Italy's Startup-Innovation Ecosystem: 2025 Analysis and Growth Trajectories
- Marc Griffith

- Dec 17, 2025
- 2 min read

In 2025 Italy's startup-innovation ecosystem shows signs of both dynamism and tension at once: activity and the number of rounds are rising, but available liquidity remains lower than the previous year. According to the That’s Round 2025 report, 204 rounds were closed for a fundraising of about 1.1 billion euros, with growing activity but a contraction in total capital compared to 2024. Large deals account for almost 40% of the total raise, while the middle tier, where startups should make the leap to scale, remains the most fragile. These elements paint a living but still uncertain ecosystem, capable of generating interesting projects without necessarily translating into uniform growth.
The Italian snapshot also shows a focus on investments in sectors structurally complex and long-term: biotech, medtech, deeptech and fintech. It is a sign of maturity and a willingness to innovate geared toward building high-tech value chains. However, without an adequate exit dynamic, the system risks remaining incomplete: startups are born and grow, but struggle to close the loop and become global champions. A reality that reflects a European constraint: very strong at the birth of new companies, less effective at turning them into internationally scalable businesses. There is no shortage of talent or ideas, but a shared strategy on capital, markets and courage is needed.

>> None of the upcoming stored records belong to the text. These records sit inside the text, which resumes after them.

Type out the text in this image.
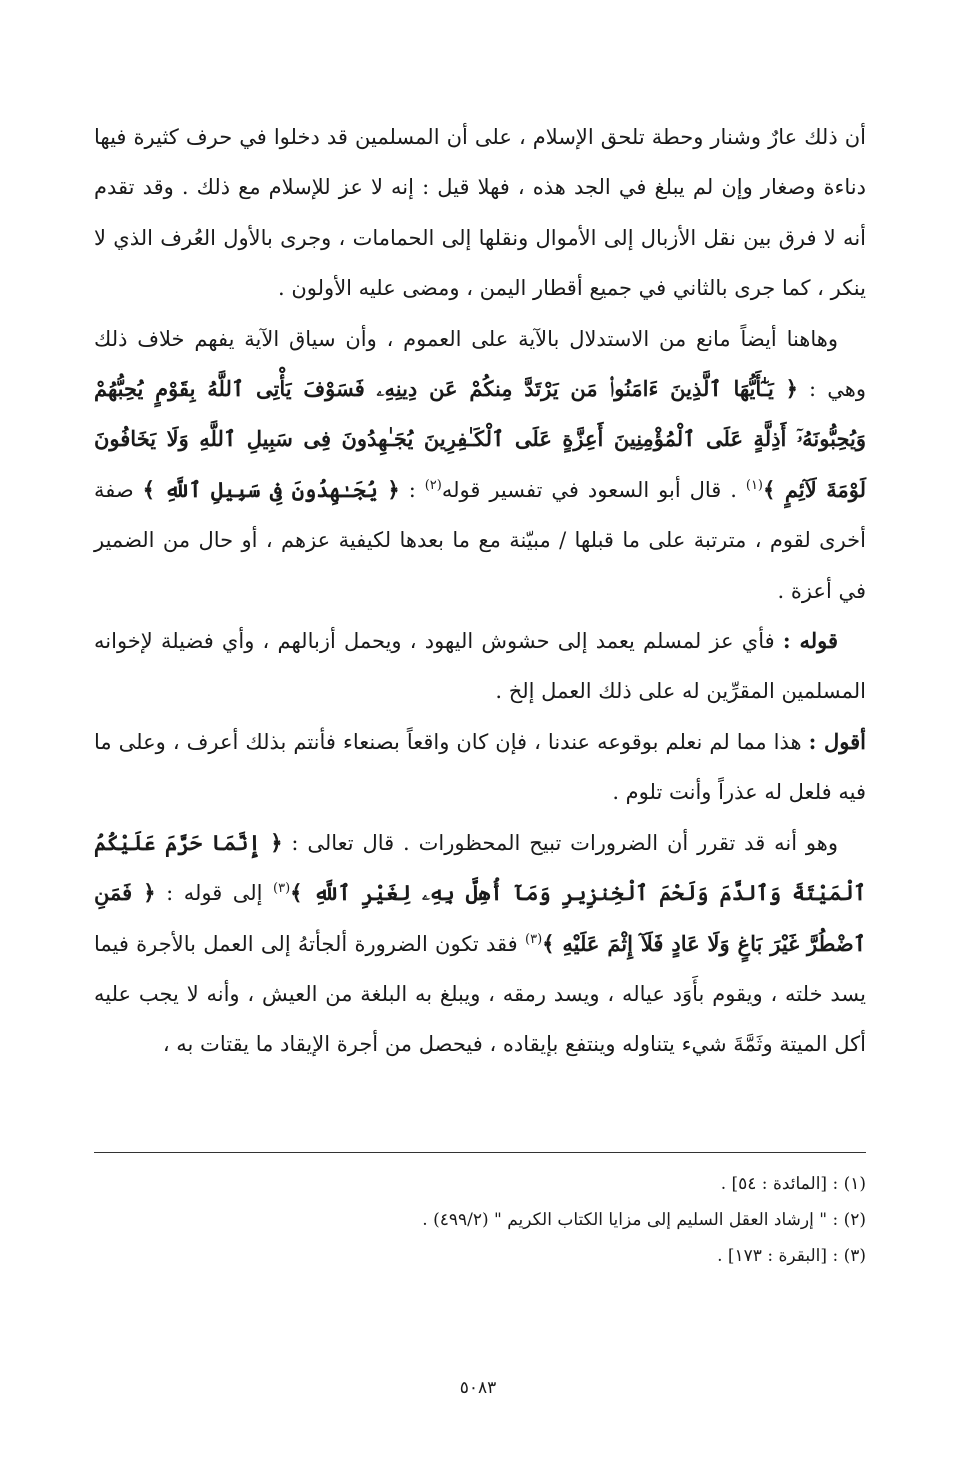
أن ذلك عارٌ وشنار وحطة تلحق الإسلام ، على أن المسلمين قد دخلوا في حرف كثيرة فيها دناءة وصغار وإن لم يبلغ في الجد هذه ، فهلا قيل : إنه لا عز للإسلام مع ذلك . وقد تقدم أنه لا فرق بين نقل الأزبال إلى الأموال ونقلها إلى الحمامات ، وجرى بالأول العُرف الذي لا ينكر ، كما جرى بالثاني في جميع أقطار اليمن ، ومضى عليه الأولون .

وهاهنا أيضاً مانع من الاستدلال بالآية على العموم ، وأن سياق الآية يفهم خلاف ذلك وهي : ﴿ يَـٰٓأَيُّهَا ٱلَّذِينَ ءَامَنُوا۟ مَن يَرْتَدَّ مِنكُمْ عَن دِينِهِۦ فَسَوْفَ يَأْتِى ٱللَّهُ بِقَوْمٍ يُحِبُّهُمْ وَيُحِبُّونَهُۥٓ أَذِلَّةٍ عَلَى ٱلْمُؤْمِنِينَ أَعِزَّةٍ عَلَى ٱلْكَـٰفِرِينَ يُجَـٰهِدُونَ فِى سَبِيلِ ٱللَّهِ وَلَا يَخَافُونَ لَوْمَةَ لَآئِمٍ ﴾$^{(١)}$ . قال أبو السعود في تفسير قوله$^{(٢)}$ : ﴿ يُجَـٰهِدُونَ فِى سَبِيلِ ٱللَّهِ ﴾ صفة أخرى لقوم ، مترتبة على ما قبلها / مبيّنة مع ما بعدها لكيفية عزهم ، أو حال من الضمير في أعزة .

قوله : فأي عز لمسلم يعمد إلى حشوش اليهود ، ويحمل أزبالهم ، وأي فضيلة لإخوانه المسلمين المقرِّين له على ذلك العمل إلخ .

أقول : هذا مما لم نعلم بوقوعه عندنا ، فإن كان واقعاً بصنعاء فأنتم بذلك أعرف ، وعلى ما فيه فلعل له عذراً وأنت تلوم .

وهو أنه قد تقرر أن الضرورات تبيح المحظورات . قال تعالى : ﴿ إِنَّمَا حَرَّمَ عَلَيْكُمُ ٱلْمَيْتَةَ وَٱلدَّمَ وَلَحْمَ ٱلْخِنزِيرِ وَمَآ أُهِلَّ بِهِۦ لِغَيْرِ ٱللَّهِ ﴾$^{(٣)}$ إلى قوله : ﴿ فَمَنِ ٱضْطُرَّ غَيْرَ بَاغٍ وَلَا عَادٍ فَلَآ إِثْمَ عَلَيْهِ ﴾$^{(٣)}$ فقد تكون الضرورة ألجأتهُ إلى العمل بالأجرة فيما يسد خلته ، ويقوم بأَوَد عياله ، ويسد رمقه ، ويبلغ به البلغة من العيش ، وأنه لا يجب عليه أكل الميتة وثَمَّةَ شيء يتناوله وينتفع بإيقاده ، فيحصل من أجرة الإيقاد ما يقتات به ،

(١) : [المائدة : ٥٤] .
(٢) : " إرشاد العقل السليم إلى مزايا الكتاب الكريم " (٤٩٩/٢) .
(٣) : [البقرة : ١٧٣] .
٥٠٨٣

The critical reading of the report prompts a key question: how to transform a promise into an industrial lever capable of substantiating the real economy? The central message is clear: without an integrated system, where public, private, universities and investors operate in alignment, potential remains fragmented. A shared industrial vision is needed, bolder and more consistent public policies, as well as a collective commitment to bring Italy up to the level of its ambitions.